Closed GeorgeS2019 closed 3 years ago

GeorgeS2019 commented 3 years ago

Byte-pair encodings (BPE) are now very commonly used in NLP.

Is there a plan in future to integrate BPE in Sep2SeqSharp?

If so, will that be a c# wrapper (e.g. swift wrapper) around e.g. FastBPE.

Would you consider a pure C# version of e.g. FastBPE [ link to pure python FastBPE ]?
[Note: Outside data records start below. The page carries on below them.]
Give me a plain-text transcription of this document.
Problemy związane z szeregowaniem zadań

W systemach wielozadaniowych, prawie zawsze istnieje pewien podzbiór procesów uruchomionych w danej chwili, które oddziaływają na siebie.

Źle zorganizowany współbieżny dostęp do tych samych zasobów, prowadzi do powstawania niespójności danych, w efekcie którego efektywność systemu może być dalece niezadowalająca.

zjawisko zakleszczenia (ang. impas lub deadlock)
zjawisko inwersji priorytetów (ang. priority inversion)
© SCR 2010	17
This issue is more a feature proposal. Looking forwards to get some feedback

zhongkaifu commented 3 years ago

Thanks @GeorgeS2019 for your suggestion.

I know sub-word tokenization is really useful for text generation tasks, such as MT task could get 2~3pt BLEU scores gain on average and some NN frameworks did integrate sub-word tokenization, such as Marian uses built-in SentencePiece for data processing,

However, since it's a part of data processing, and include several key steps, such as model training, encoding and decoding, I prefer to create separate project for it rather than integrating it to Seq2SeqSharp project.

So, in my opinion, my plan would be 1) Create a project for BPE training/encoding/decoding called SubwordSharp. :) 2) Create a training pipeline to integrate SubwordSharp BPE model training, BPE encoding, and Seq2SeqSharp training, BPE decoding and evaluation steps together, and 3) Create a runtime pipeline to integrate BPE encoding, Seq2SeqSharp inference, BPE decoding together.